На втором или третьем чтении, куда я попал вместе с Гаттой и несколькими гостями из числа дальней родни, меня посадили не в первом ряду, как обычно, а чуть сбоку, во втором, так что я видел попеременно то сцену, то двух – скажем так, кузин. Сначала мне это очень мешало. Я боялся, что кто-нибудь может увидеть, как я разволновался, поэтому, чтобы скрыть свои истинные чувства, принялся хихикать в патетических местах, жевать ириски, вертеться и вообще вести себя страшно глупо, но потом Гатта показал мне кулак, и я как-то сразу успокоился.
Читали эпизод о том, как двое соперников спасали друг друга. Я, конечно, знал, что один из них сейчас погибнет, а второй, рискуя собой, вынесет его из-под огня, еще не зная о смерти товарища. В этом месте дед громко всхлипнул и принялся громко шептать кому-то в ухо, что история – подлинная правда и что он лично был ее свидетелем.
А я вдруг посмотрел на сидящую впереди кузину. У нее была тоненькая шея, вся в капельках пота, и маленькая прядка, выскочив из тугой прически, прилипла сбоку от ямки на затылке. От этой темной изогнутой прядки остренько пахло, как от водоросли. Я даже специально наклонился вперед и понюхал.
Во всем этом имелся потаенный смысл. Вторая девушка, сидевшая впереди меня, тоже была хорошенькая и юная, но в ней смысла я не видел.
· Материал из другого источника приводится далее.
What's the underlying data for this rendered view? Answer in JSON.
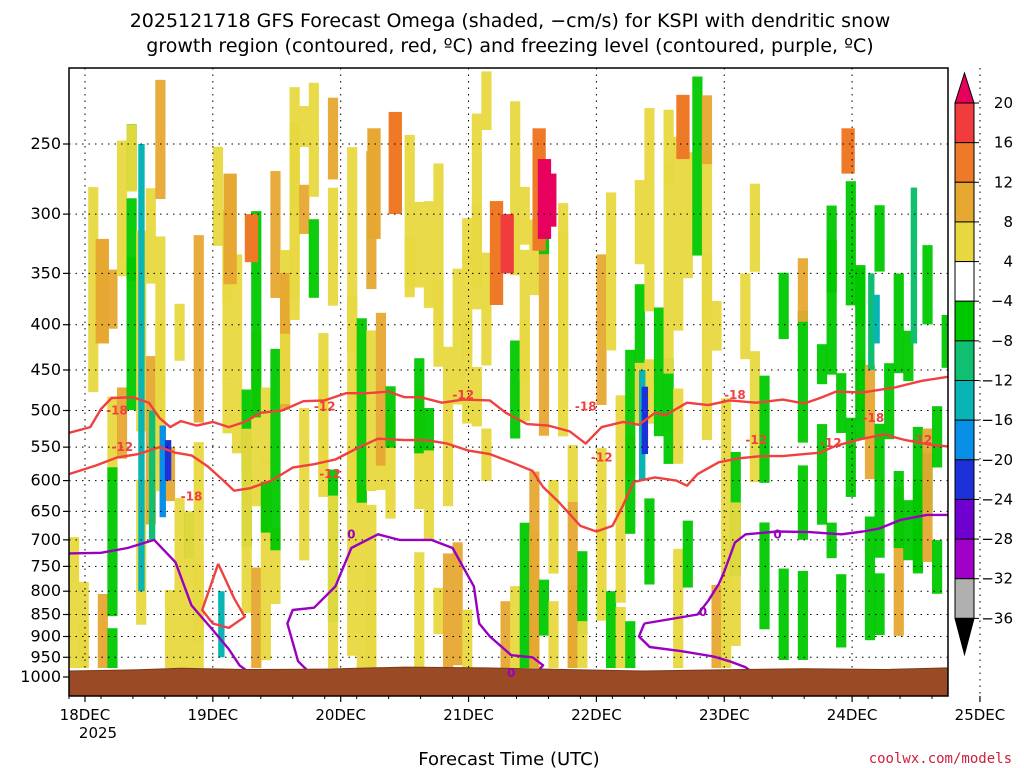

Пока я занимался моими исследованиями, в душе и в животе у меня все содрогалось от сострадания к солдатам из романа, и вдруг я понял, что в кузину с прядкой до смерти влюблен мой брат Гатта. В том, как она сидела, как держала голову, руки, как скрещивала под сиденьем ноги, сквозила та многозначительность, с какой держатся женщины, в которых влюблены.
Ее звали Феано. Когда ее не было рядом, я едва мог воссоздать в памяти ее лицо. Наверное, милое. Я сразу начал смотреть на нее глазами Гатты, поэтому видел сквозь мерцающий звездный туман.
Стоило мне раскрыть тайну брата, как сразу же я сделался причастен ко всем ее святыням. Как будто получил посвящение в жрецы секретного культа. Мне были понятны любые их взгляды, я легко расшифровывал закодированные речи и разбирался в сигналах, посылаемых жестом руки и поворотом головы. Естественно, всю информацию я держал при себе – и особенно таился от брата.